Nach Feststellung des OLG war der streitgegenständliche Eintrag in den Gelben Seiten durch die hervorgehobene Anfangszeile "Zahnarztpraxis Dr. A u. B" bestimmt. Auch die angegriffene Unterzeile "Ärztegemeinschaft A u. B" hat als Ergänzung in der Zeile darunter die Bezeichnung "Dr. med. dent.".

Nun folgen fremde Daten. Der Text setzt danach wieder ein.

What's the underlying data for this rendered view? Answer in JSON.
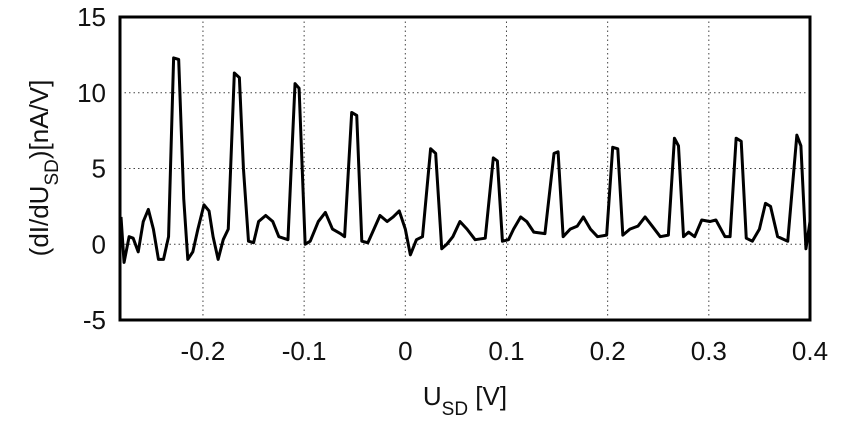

„Der Gesamteindruck der Eintragung in den Gelben Seiten macht hier deutlich, dass es sich nur um eine Zahnarztpraxis handelt. Denn in Großdruck und in Großbuchstaben ist in der Oberzeile unübersehbar von "ZAHNARZTPRAXIS" die Rede. Damit wird für den Patienten hinreichend deutlich, dass der Begriff "Ärztegemeinschaft", der dieser hervorgehobenen Bezeichnung folgt, nicht im technischen Sinne gemeint sein kann, sondern sich nur auf die vorhergehende Oberzeile als die maßgebliche Angabe bezieht. Es fehlt zudem jeder Hinweis auf weitere Praxismitglieder anderer Fachrichtungen. Es wird auch auf eine über eine bloße zahnärztliche Behandlung hinausgehende Ganzheitsmethode nicht hingewiesen. Der Verkehr ist es aber gewohnt, dass auf besondere Ausgestaltungen einer Praxis im Hinblick auf eine über das im Vordergrund stehende Fachgebiet hinausgehende Ausgestaltung besonders hingewiesen wird. Von daher hat der Verkehr hier keine Veranlassung, in der Ärztegemeinschaft A mehr zu sehen als eine normale Zahnarztpraxis, wie sie dem Patienten in der Oberzeile verheißen wird", so das OLG Hamm.

Praxistipp:

Auch Zahnärzte können sich grundsätzlich als „Ärzte"gemeinschaft bezeichnen, wenn Sie zugleich ihre Stellung als Zahnärzte in geeigneter Weise verdeutlichen. Dies kann beispielsweise in Form eines Zusatzes „Ärztegemeinschaft Dr. med. dents." - ZAHNARZTPRAXIS geschehen. Nur die isolierte Verwendung ist verboten.

Wichtiger jedoch. Wer sich als Gemeinschaft bezeichnet, muss auch eine Gemeinschaft sein. Dies bedeutet, dass angestellte Zahnärzte unter einer derartigen Bezeichnung grundsätzlich dann nicht genannt werden dürfen, wenn man ihren Angestelltenstatus nicht durch entsprechende Hinweise verdeutlicht. Dies gilt im Übrigen nicht nur für die Werbung in Branchenverzeichnissen, sondern generell, auch für das Praxisschild.